You Don’t Lay, You Don’t Stay

 “You don’t lay, you don’t stay” could well be the warning for a hen on the Scheckel farm in Crawford County outside of Seneca in the 1940s and 1950s. That normal stay was about 18 months.chicken

Baby chicks arrived by mail in March. The new chickens stayed in the brooding chicken coop all summer. After about five or six months, a few eggs appeared as young pullets were starting to become layers. We Scheckel boys always looked for those first small white eggs.

In October, the pullets were transferred from the white brooding house to the permanent red chicken coop. The chicken house or chicken coop was about 200 feet east of the house and slightly downhill.

First, who stays and who is sold? The hens lay eggs all winter, spring and summer, and then sold off as stewing hens in October. A few lucky hens won a reprieve from the cooking oil.  If the bird become tough and refuses to lay its normal one egg per day, it’s off to the stewing pot.

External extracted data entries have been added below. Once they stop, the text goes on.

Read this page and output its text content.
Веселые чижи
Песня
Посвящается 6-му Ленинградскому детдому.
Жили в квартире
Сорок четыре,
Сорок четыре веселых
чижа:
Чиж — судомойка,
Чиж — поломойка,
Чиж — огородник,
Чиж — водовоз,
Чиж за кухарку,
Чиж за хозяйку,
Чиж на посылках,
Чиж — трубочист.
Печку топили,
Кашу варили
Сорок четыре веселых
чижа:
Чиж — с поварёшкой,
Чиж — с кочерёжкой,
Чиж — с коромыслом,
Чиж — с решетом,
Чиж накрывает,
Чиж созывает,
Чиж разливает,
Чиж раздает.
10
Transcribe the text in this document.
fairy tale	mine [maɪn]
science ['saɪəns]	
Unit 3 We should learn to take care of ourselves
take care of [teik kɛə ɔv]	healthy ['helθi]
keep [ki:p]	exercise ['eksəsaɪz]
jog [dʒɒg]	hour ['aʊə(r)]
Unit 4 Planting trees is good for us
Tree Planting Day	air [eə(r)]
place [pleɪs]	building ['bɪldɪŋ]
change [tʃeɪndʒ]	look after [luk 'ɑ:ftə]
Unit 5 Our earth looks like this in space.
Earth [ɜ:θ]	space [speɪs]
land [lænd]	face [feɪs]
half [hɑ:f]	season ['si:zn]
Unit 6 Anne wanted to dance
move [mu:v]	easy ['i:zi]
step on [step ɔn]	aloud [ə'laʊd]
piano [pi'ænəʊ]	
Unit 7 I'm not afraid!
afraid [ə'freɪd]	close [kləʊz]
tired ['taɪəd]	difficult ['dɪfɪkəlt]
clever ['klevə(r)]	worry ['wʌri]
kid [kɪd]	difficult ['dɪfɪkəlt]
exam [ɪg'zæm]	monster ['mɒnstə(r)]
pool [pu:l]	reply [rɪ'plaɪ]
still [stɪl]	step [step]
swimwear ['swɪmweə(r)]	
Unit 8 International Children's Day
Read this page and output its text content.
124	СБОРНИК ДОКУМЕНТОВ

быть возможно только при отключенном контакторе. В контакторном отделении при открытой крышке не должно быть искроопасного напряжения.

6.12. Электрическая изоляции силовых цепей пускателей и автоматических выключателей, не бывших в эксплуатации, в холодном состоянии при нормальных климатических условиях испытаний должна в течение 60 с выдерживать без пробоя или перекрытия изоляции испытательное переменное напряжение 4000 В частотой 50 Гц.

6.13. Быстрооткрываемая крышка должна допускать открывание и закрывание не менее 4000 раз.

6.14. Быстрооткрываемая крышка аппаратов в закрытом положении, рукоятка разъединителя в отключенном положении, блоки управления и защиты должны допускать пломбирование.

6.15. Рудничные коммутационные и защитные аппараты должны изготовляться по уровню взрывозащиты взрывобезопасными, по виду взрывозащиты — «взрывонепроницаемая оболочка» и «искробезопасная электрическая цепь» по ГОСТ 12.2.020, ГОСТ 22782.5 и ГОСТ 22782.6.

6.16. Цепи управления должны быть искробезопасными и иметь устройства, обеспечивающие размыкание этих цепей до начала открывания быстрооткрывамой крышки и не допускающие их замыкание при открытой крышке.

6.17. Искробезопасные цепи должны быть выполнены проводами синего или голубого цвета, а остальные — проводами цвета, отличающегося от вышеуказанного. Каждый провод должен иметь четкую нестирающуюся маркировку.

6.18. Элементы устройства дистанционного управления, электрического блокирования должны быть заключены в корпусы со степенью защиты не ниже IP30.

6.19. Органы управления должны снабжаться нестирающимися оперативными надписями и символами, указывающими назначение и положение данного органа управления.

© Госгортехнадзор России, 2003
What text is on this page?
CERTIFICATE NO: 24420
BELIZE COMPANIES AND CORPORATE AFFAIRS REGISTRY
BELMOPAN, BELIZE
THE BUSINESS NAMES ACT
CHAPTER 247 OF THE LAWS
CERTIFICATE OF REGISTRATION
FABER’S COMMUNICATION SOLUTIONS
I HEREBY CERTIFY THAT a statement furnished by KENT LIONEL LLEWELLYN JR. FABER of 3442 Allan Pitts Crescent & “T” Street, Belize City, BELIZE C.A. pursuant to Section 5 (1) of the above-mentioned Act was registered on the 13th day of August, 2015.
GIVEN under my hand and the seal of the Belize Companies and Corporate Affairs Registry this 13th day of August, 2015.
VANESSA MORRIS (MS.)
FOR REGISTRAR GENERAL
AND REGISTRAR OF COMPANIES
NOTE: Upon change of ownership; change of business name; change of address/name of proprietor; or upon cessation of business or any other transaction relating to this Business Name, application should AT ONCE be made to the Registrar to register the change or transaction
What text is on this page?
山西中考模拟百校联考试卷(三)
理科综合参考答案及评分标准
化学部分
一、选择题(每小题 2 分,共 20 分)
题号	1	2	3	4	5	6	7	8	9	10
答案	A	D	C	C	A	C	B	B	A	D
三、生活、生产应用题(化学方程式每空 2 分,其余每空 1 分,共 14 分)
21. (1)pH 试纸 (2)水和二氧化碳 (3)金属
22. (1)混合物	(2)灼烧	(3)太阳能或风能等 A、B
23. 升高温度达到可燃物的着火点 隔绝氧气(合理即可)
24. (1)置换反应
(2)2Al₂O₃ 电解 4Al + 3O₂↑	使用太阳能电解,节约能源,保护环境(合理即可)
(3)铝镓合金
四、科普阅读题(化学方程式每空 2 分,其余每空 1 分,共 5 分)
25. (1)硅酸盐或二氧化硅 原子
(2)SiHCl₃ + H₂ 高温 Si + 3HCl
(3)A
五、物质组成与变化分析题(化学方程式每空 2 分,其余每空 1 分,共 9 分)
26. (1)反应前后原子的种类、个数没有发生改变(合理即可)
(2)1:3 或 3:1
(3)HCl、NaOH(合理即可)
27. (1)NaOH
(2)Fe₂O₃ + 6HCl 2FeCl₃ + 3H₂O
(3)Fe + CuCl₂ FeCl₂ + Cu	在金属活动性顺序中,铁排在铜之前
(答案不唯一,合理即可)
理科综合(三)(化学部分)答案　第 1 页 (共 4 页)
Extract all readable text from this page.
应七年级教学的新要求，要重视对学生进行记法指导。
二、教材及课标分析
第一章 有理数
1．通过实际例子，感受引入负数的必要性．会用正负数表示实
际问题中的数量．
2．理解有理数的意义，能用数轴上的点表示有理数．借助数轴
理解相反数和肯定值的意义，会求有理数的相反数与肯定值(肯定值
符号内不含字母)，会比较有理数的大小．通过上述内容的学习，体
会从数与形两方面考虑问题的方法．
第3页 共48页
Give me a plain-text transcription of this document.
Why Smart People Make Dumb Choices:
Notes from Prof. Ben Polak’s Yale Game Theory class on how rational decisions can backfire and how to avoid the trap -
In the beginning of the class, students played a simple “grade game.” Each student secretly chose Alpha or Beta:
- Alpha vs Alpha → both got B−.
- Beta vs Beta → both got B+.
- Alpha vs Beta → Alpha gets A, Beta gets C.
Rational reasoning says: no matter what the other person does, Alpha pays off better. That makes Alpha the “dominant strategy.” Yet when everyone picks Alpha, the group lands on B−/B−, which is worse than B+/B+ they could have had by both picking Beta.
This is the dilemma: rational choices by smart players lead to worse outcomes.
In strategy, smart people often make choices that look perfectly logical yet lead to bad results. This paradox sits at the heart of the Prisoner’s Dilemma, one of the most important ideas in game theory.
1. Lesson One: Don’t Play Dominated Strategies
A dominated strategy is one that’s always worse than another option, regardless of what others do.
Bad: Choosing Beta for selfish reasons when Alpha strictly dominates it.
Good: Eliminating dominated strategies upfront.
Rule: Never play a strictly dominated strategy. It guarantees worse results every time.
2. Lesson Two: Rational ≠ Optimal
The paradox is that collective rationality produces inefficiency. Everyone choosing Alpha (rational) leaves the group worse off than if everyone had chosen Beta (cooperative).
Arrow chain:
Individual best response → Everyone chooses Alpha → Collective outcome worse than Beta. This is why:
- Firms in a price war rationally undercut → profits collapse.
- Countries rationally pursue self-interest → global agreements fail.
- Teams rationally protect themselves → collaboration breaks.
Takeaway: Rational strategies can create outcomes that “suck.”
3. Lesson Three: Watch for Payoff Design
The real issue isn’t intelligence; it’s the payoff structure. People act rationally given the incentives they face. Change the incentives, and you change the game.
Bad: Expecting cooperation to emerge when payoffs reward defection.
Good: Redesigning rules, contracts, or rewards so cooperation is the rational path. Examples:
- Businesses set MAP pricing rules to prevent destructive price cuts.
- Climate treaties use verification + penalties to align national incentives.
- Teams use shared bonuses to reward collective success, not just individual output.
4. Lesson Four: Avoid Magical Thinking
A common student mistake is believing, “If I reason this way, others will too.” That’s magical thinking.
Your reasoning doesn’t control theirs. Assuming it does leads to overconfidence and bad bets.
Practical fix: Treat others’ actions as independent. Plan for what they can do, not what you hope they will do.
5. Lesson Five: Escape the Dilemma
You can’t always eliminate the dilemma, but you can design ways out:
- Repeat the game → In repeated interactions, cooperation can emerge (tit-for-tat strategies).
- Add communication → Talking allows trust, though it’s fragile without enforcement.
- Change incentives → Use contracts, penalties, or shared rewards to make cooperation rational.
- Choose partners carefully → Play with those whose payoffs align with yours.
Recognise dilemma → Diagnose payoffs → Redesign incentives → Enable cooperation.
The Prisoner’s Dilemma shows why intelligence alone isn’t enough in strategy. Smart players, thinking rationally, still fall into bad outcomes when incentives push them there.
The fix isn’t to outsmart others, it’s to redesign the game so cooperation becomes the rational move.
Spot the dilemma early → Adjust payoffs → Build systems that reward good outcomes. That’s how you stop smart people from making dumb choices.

You feel the chicken’s behind. If it is soft and spongy, that hen is a producer and continues to lay eggs. If hard and tough feeling, that bird is not carrying it weight. To track the reprieved birds, we resorted to banding. A round, wooden or plastic colored band was put on one leg of the laying hen. The banded hen stays for another six months.

Secondly, the red hen house needed to be readied. Haul off any manure, scrape the roosting 2 X 4’s clean with a paint scraper, disinfect the walls and roosts with a dark brown smelly liquid, clean the metal feed troughs, put fresh straw in the laying bins, wash out the earthenware crock that held water, and wash the windows.

Transfer day meant catching all the pullets from the brooding house and carrying them by hand to the red hen house. This kidnapping took place after dark, when the chickens supposedly were to “bed” for the night. Mom and Dad would catch the birds quietly as possible. No need to arouse the colony and spread the alarm. Each of us kids would take 2 or 3 chickens by the legs and carry them from the white brooding house to the red chicken coop. I would guess we made about 10 trips each to haul the 500 birds to their new digs.